5. Election of directors. 6. Unfinished business.

7. New business. 8. Adjournment.

ARTICLE IV DIRECTORS

SECTION 1. General Powers. The business and affairs of the Co-op shall be managed by a board of 11 directors which shall exercise all of the power of the Co-op except such as are by law, the charter of incorporation or these bylaws conferred upon or reserved to the members. SECTION 2 . Election and Tenure of Office. At each annual meeting of the members, beginning with the year 1962, the 11 directors shall be divided into three classes, the classes to be composed of 4-4-3 directors, with the term of office of the 4 directors of the first class to expire at the next succeeding annual meeting; and the term of the second class to expire at the second succeeding annual meeting; and the term of the third class to expire at the third succeeding annual meeting. At each annual meeting, four (4) or three (3) directors shall be elected to hold office for three (3) years.

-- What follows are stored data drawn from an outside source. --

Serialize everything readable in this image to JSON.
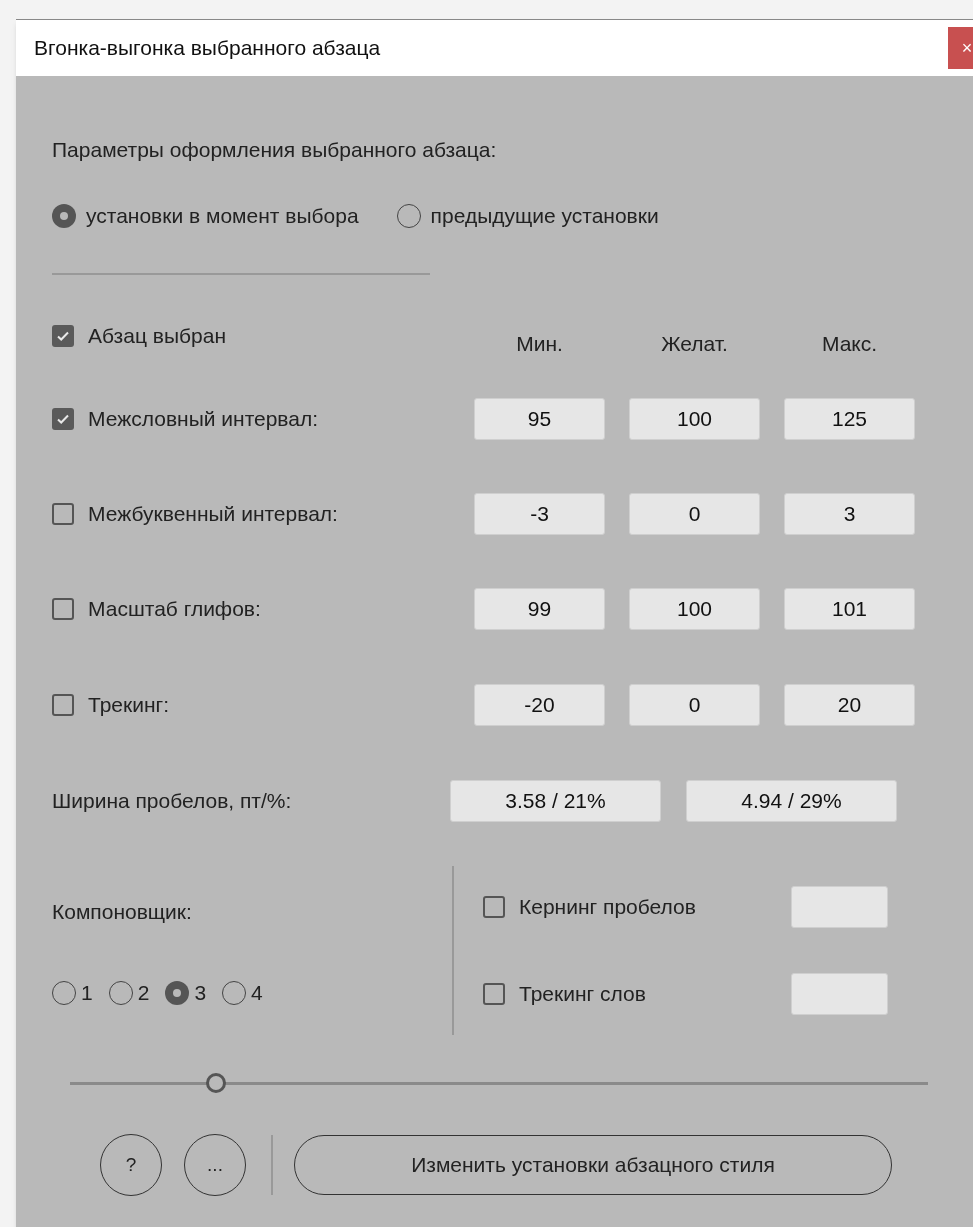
{
  "window": {
    "title": "Вгонка-выгонка выбранного абзаца",
    "close": "×"
  },
  "heading": "Параметры оформления выбранного абзаца:",
  "mode_options": [
    {
      "label": "установки в момент выбора",
      "selected": true
    },
    {
      "label": "предыдущие установки",
      "selected": false
    }
  ],
  "paragraph_selected": {
    "label": "Абзац выбран",
    "checked": true
  },
  "columns": [
    "Мин.",
    "Желат.",
    "Макс."
  ],
  "rows": [
    {
      "label": "Межсловный интервал:",
      "checked": true,
      "values": [
        "95",
        "100",
        "125"
      ]
    },
    {
      "label": "Межбуквенный интервал:",
      "checked": false,
      "values": [
        "-3",
        "0",
        "3"
      ]
    },
    {
      "label": "Масштаб глифов:",
      "checked": false,
      "values": [
        "99",
        "100",
        "101"
      ]
    },
    {
      "label": "Трекинг:",
      "checked": false,
      "values": [
        "-20",
        "0",
        "20"
      ]
    }
  ],
  "space_width": {
    "label": "Ширина пробелов, пт/%:",
    "values": [
      "3.58 / 21%",
      "4.94 / 29%"
    ]
  },
  "composer": {
    "label": "Компоновщик:",
    "options": [
      {
        "label": "1",
        "selected": false
      },
      {
        "label": "2",
        "selected": false
      },
      {
        "label": "3",
        "selected": true
      },
      {
        "label": "4",
        "selected": false
      }
    ]
  },
  "options": [
    {
      "label": "Кернинг пробелов",
      "checked": false
    },
    {
      "label": "Трекинг слов",
      "checked": false
    }
  ],
  "slider": {
    "level": 0.17
  },
  "buttons": {
    "help": "?",
    "more": "...",
    "apply": "Изменить установки абзацного стиля"
  }
}
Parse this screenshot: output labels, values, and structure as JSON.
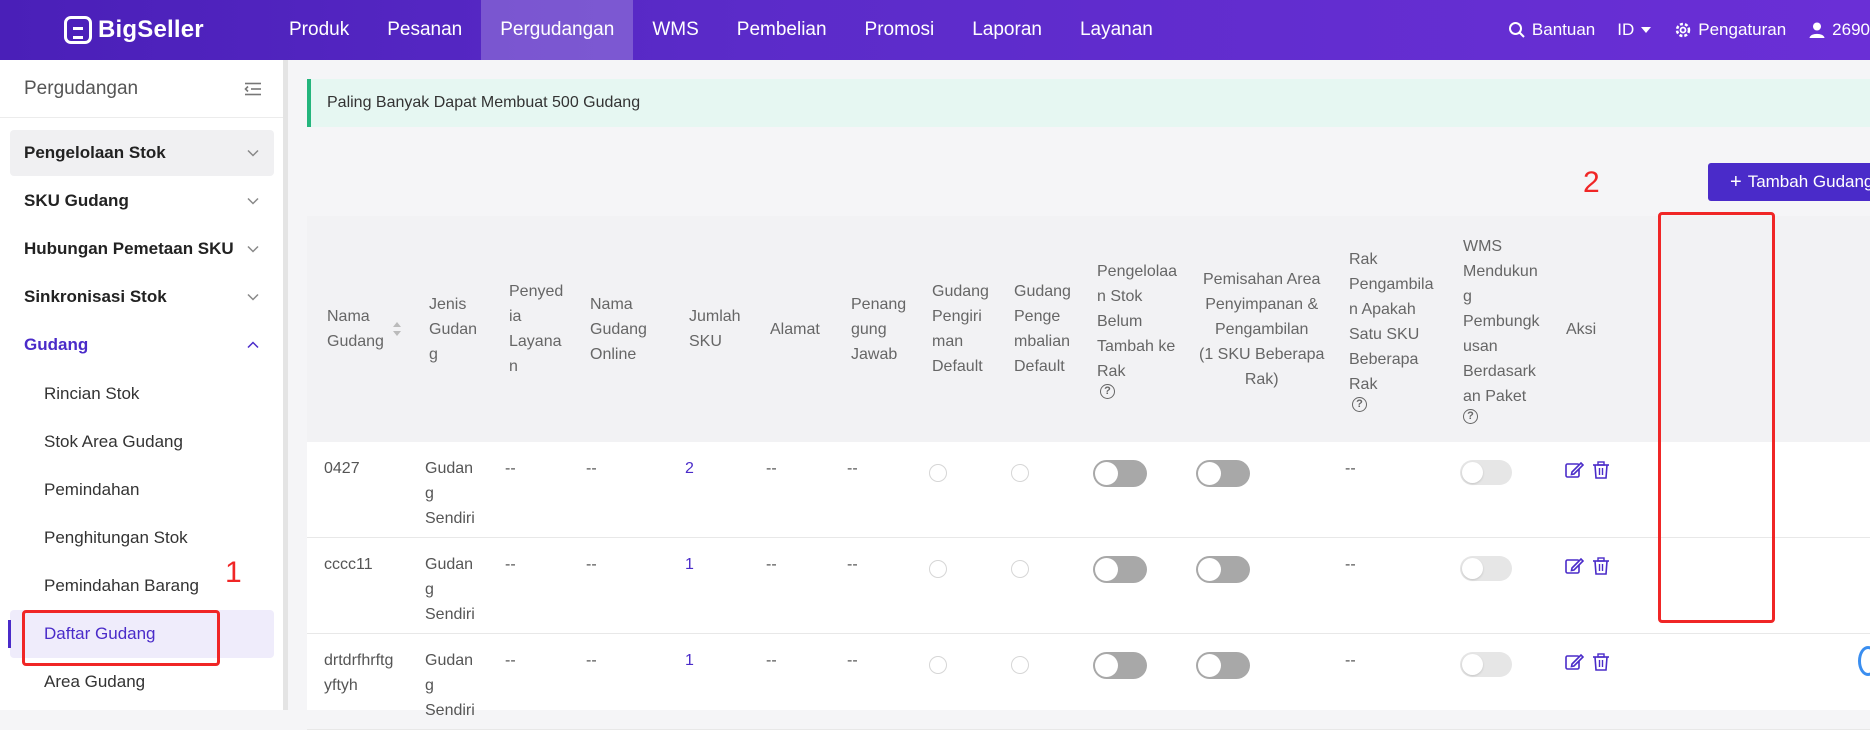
{
  "brand": {
    "name": "BigSeller"
  },
  "nav": {
    "items": [
      "Produk",
      "Pesanan",
      "Pergudangan",
      "WMS",
      "Pembelian",
      "Promosi",
      "Laporan",
      "Layanan"
    ],
    "active": "Pergudangan"
  },
  "topright": {
    "help": "Bantuan",
    "lang": "ID",
    "settings": "Pengaturan",
    "user": "2690"
  },
  "sidebar": {
    "title": "Pergudangan",
    "groups": [
      {
        "label": "Pengelolaan Stok"
      },
      {
        "label": "SKU Gudang"
      },
      {
        "label": "Hubungan Pemetaan SKU"
      },
      {
        "label": "Sinkronisasi Stok"
      },
      {
        "label": "Gudang"
      }
    ],
    "subitems": [
      "Rincian Stok",
      "Stok Area Gudang",
      "Pemindahan",
      "Penghitungan Stok",
      "Pemindahan Barang",
      "Daftar Gudang",
      "Area Gudang"
    ],
    "active_subitem": "Daftar Gudang"
  },
  "notice": "Paling Banyak Dapat Membuat 500 Gudang",
  "add_button": "Tambah Gudang",
  "table": {
    "headers": {
      "nama": [
        "Nama",
        "Gudang"
      ],
      "jenis": [
        "Jenis",
        "Gudan",
        "g"
      ],
      "penyedia": [
        "Penyed",
        "ia",
        "Layana",
        "n"
      ],
      "online": [
        "Nama",
        "Gudang",
        "Online"
      ],
      "jumlah": [
        "Jumlah",
        "SKU"
      ],
      "alamat": [
        "Alamat"
      ],
      "penanggung": [
        "Penang",
        "gung",
        "Jawab"
      ],
      "pengiriman": [
        "Gudang",
        "Pengiri",
        "man",
        "Default"
      ],
      "pengembalian": [
        "Gudang",
        "Penge",
        "mbalian",
        "Default"
      ],
      "pengelolaan": [
        "Pengelolaa",
        "n Stok",
        "Belum",
        "Tambah ke",
        "Rak"
      ],
      "pemisahan": [
        "Pemisahan Area",
        "Penyimpanan &",
        "Pengambilan",
        "(1 SKU Beberapa",
        "Rak)"
      ],
      "rak": [
        "Rak",
        "Pengambila",
        "n Apakah",
        "Satu SKU",
        "Beberapa",
        "Rak"
      ],
      "wms": [
        "WMS",
        "Mendukun",
        "g",
        "Pembungk",
        "usan",
        "Berdasark",
        "an Paket"
      ],
      "aksi": [
        "Aksi"
      ]
    },
    "rows": [
      {
        "nama": [
          "0427"
        ],
        "jenis": [
          "Gudan",
          "g",
          "Sendiri"
        ],
        "penyedia": "--",
        "online": "--",
        "jumlah": "2",
        "alamat": "--",
        "penanggung": "--",
        "rak": "--"
      },
      {
        "nama": [
          "cccc11"
        ],
        "jenis": [
          "Gudan",
          "g",
          "Sendiri"
        ],
        "penyedia": "--",
        "online": "--",
        "jumlah": "1",
        "alamat": "--",
        "penanggung": "--",
        "rak": "--"
      },
      {
        "nama": [
          "drtdrfhrftg",
          "yftyh"
        ],
        "jenis": [
          "Gudan",
          "g",
          "Sendiri"
        ],
        "penyedia": "--",
        "online": "--",
        "jumlah": "1",
        "alamat": "--",
        "penanggung": "--",
        "rak": "--"
      }
    ]
  },
  "annotations": {
    "one": "1",
    "two": "2"
  },
  "colors": {
    "brand": "#4a2bc9",
    "annotation": "#f02626",
    "notice_border": "#24b57d"
  }
}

Further, any director or directors appointed to fill a vacancy or vacancies that may have occurred since the last annual meeting (see Vacancies-Article IV, Section 6) will be elected for the remainder of the unexpired term of the replaced director or directors, and filing of such vacancy or vacancies shall be by a member from the area where the vacancy or vacancies occurred. The directors, classified as aforesaid, shall be elected by ballot, by and from the members to serve as herein above provided, or until their successor, or successors, shall have been elected, and shall have qualified, subject to the provisions of the bylaws with reference to the removal of directors. SECTION 3. Qualifications. No person shall be eligible to become or remain a director of the Co-op who: (a) is not a member and is not presently residing in the area served or to be served by the Co-op; or, (b) is any way employed by, affiliated with, or financially interested in: 1. a competing enterprise with the cooperative or in any entity in which the cooperative has an interest; or, 2. is employed by or owns a competing business or (supplies products or services to the cooperative or its subsidiaries)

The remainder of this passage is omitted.